According to FP Canada’s 2026 Financial Stress Index, money remains the leading source of stress for 43 percent of Canadians, ahead of health (21 percent), relationships (17 percent) and work (15 percent).
The report shows that 85 percent of Canadians are now taking steps to manage financial stress, up from 82 percent in 2025.
Tracking expenses is the most common action (42 percent), followed by paying down debt (33 percent) and creating a budget (29 percent).
Saving is gaining importance: 33 percent say they have saved more this year, compared to 29 percent in 2025.
Zena Amundsen, CFP and owner of Astra Financial Services in Regina, Sask., said “Canadians are taking matters into their own hands, while juggling everyday expenses like groceries and huge purchases like a home.”
She described it as “encouraging to see more Canadians choosing to save their hard-earned dollars” and said this shows they are trying to improve their financial well-being.
Everyday costs sit at the core of that stress.
Groceries are the most significant pressure for households, cited by 64 percent of respondents.
Concerns about inflation have eased, dropping to 55 percent in 2026 from 63 percent in 2023, but worries about rising housing prices have increased from 20 percent in 2023 to 25 percent in 2026.
Financial stress looks different across life stages.
Among younger Canadians aged 18–34, 47 percent say saving for major purchases is a source of financial stress.
Job and income stability concerns 38 percent, and 27 percent cite investing as a key stressor.
To relieve pressure, 42 percent of younger Canadians say they saved more, and 35 percent created a budget.
Canadians aged 35–54 report stress centred on ongoing obligations and long-term goals.
Almost half (48 percent) say bill payments and day-to-day expenses cause financial stress.
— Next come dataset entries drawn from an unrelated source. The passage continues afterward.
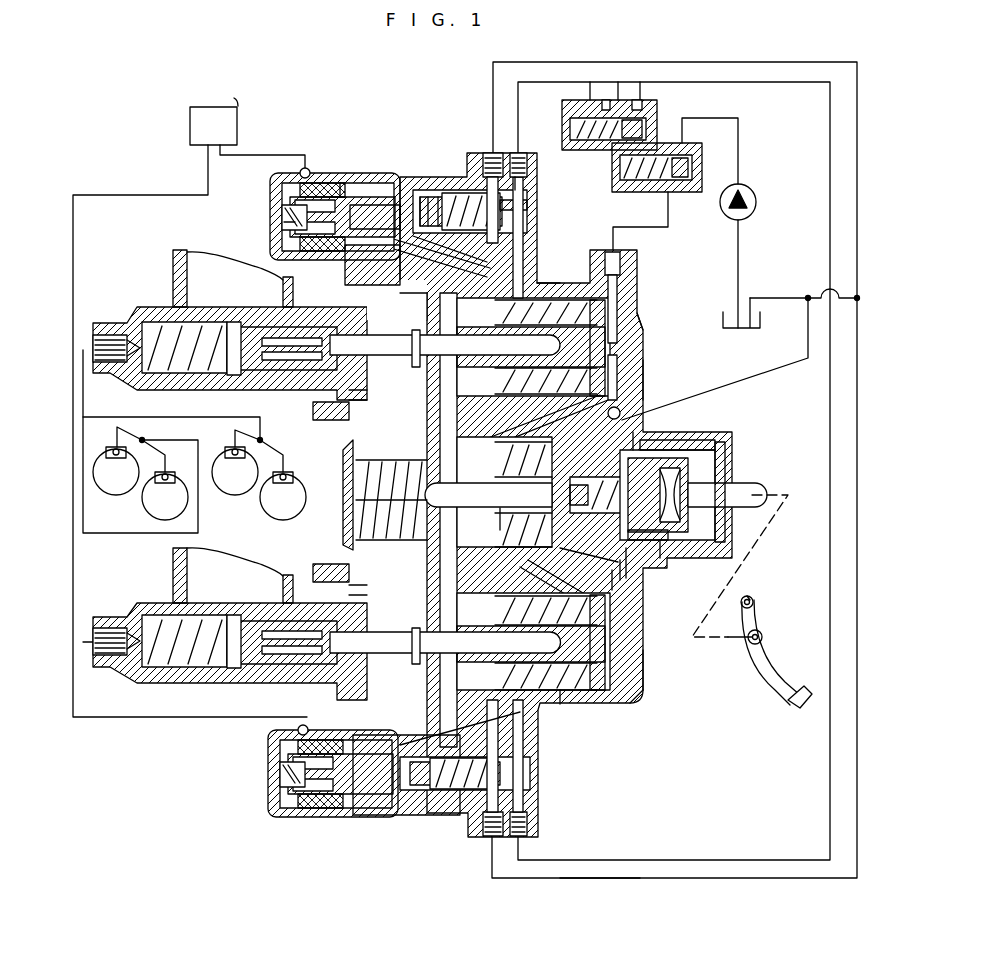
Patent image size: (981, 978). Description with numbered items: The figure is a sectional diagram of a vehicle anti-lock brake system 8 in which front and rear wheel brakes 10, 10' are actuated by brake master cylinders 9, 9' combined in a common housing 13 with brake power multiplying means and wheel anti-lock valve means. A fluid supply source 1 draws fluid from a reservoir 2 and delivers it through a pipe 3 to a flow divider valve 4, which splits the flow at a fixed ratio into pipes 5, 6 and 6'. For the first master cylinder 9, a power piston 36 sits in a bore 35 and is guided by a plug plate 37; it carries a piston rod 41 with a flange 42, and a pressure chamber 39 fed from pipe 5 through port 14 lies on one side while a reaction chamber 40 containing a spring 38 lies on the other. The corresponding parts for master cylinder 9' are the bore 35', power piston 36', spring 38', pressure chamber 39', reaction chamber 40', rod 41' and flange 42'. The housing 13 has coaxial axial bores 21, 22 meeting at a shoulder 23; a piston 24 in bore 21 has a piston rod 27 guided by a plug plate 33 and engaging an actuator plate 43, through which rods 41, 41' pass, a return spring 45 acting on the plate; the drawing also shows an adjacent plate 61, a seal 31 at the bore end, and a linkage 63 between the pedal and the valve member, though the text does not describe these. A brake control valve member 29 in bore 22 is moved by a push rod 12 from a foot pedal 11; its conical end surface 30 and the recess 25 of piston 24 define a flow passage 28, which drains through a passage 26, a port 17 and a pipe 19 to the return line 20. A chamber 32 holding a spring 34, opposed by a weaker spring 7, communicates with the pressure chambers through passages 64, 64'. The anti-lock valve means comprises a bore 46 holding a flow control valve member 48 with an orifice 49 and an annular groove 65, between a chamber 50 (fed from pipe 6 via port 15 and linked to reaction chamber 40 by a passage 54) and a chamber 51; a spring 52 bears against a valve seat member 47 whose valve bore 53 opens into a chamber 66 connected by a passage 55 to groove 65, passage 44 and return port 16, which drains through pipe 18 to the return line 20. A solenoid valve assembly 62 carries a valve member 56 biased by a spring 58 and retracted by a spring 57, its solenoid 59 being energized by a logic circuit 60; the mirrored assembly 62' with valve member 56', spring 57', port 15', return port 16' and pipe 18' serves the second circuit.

The fluid supply source 1 is at (751, 186).
The reservoir 2 is at (720, 322).
The pipe 3 is at (739, 160).
The flow divider valve 4 is at (656, 108).
The pipe 5 is at (668, 196).
The pipe 6 is at (674, 447).
The pipe 6' is at (615, 67).
The spring 7 is at (726, 468).
The vehicle anti-lock brake system 8 is at (643, 369).
The brake master cylinder 9 is at (230, 325).
The brake master cylinder 9' is at (230, 626).
The front wheel brake 10 is at (194, 529).
The rear wheel brake 10' is at (140, 441).
The foot pedal 11 is at (770, 660).
The push rod 12 is at (750, 486).
The housing 13 is at (635, 354).
The port 14 is at (620, 264).
The port 15 is at (538, 165).
The port 15' is at (543, 768).
The return port 16 is at (485, 181).
The return port 16' is at (467, 772).
The port 17 is at (620, 412).
The pipe 18 is at (674, 456).
The pipe 18' is at (600, 896).
The pipe 19 is at (796, 360).
The return line 20 is at (792, 296).
The axial bore 21 is at (565, 554).
The axial bore 22 is at (720, 543).
The shoulder 23 is at (634, 578).
The piston 24 is at (624, 584).
The recess 25 is at (628, 578).
The passage 26 is at (553, 480).
The piston rod 27 is at (432, 543).
The flow passage 28 is at (668, 540).
The brake control valve member 29 is at (723, 452).
The conical end surface 30 is at (665, 451).
The seal 31 is at (636, 452).
The chamber 32 is at (488, 492).
The plug plate 33 is at (454, 544).
The spring 34 is at (509, 506).
The bore 35 is at (568, 258).
The bore 35' is at (579, 708).
The power piston 36 is at (650, 325).
The power piston 36' is at (635, 713).
The plug plate 37 is at (468, 385).
The spring 38 is at (546, 396).
The spring 38' is at (531, 688).
The pressure chamber 39 is at (637, 309).
The pressure chamber 39' is at (665, 670).
The reaction chamber 40 is at (533, 326).
The reaction chamber 40' is at (533, 675).
The piston rod 41 is at (445, 361).
The piston rod 41' is at (445, 656).
The flange 42 is at (409, 363).
The flange 42' is at (414, 662).
The actuator plate 43 is at (424, 490).
The passage 44 is at (470, 169).
The return spring 45 is at (392, 465).
The bore 46 is at (428, 198).
The valve seat member 47 is at (422, 198).
The flow control valve member 48 is at (467, 196).
The orifice 49 is at (522, 200).
The chamber 50 is at (528, 228).
The chamber 51 is at (438, 195).
The spring 52 is at (427, 304).
The valve bore 53 is at (405, 299).
The passage 54 is at (532, 250).
The passage 55 is at (474, 224).
The valve member 56 is at (316, 165).
The valve member 56' is at (393, 793).
The spring 57 is at (355, 249).
The spring 57' is at (460, 800).
The spring 58 is at (280, 222).
The solenoid 59 is at (340, 164).
The logic circuit 60 is at (190, 132).
The plate 61 is at (342, 476).
The solenoid valve assembly 62 is at (311, 214).
The solenoid valve assembly 62' is at (321, 788).
The pedal linkage 63 is at (746, 544).
The passage 64 is at (539, 423).
The passage 64' is at (549, 587).
The annular groove 65 is at (518, 181).
The chamber 66 is at (413, 204).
Saving enough for retirement worries 46 percent, while 39 percent point to debt.
In this group, 40 percent say they paid down debt to reduce their financial stress.
Working with a planner stands out as a clear differentiator in the results.
Canadians who work with a financial professional, such as a Certified Financial Planner professional or a Qualified Associate Financial Planner professional, are less likely to name money as their top source of stress (34 percent) than those who do not (48 percent).
They are also less likely to lose sleep over finances (41 percent) compared to 55 percent of those who do not work with a planner.
Respondents who work with a financial planner feel more hopeful about their financial future than they did a year ago: 57 percent say they feel more hopeful, versus 47 percent of those without professional support.
Tashia Batstone, president and CEO of FP Canada, said “Canadians are feeling financial pressures that continue to cause them stress.”
She said the report shows that Canadians who work with a professional financial planner report different levels of financial stress, and that CFP professionals and QAFP professionals serve people with a range of financial needs.
The 2026 Financial Stress Index is the ninth edition of the national survey conducted by Leger.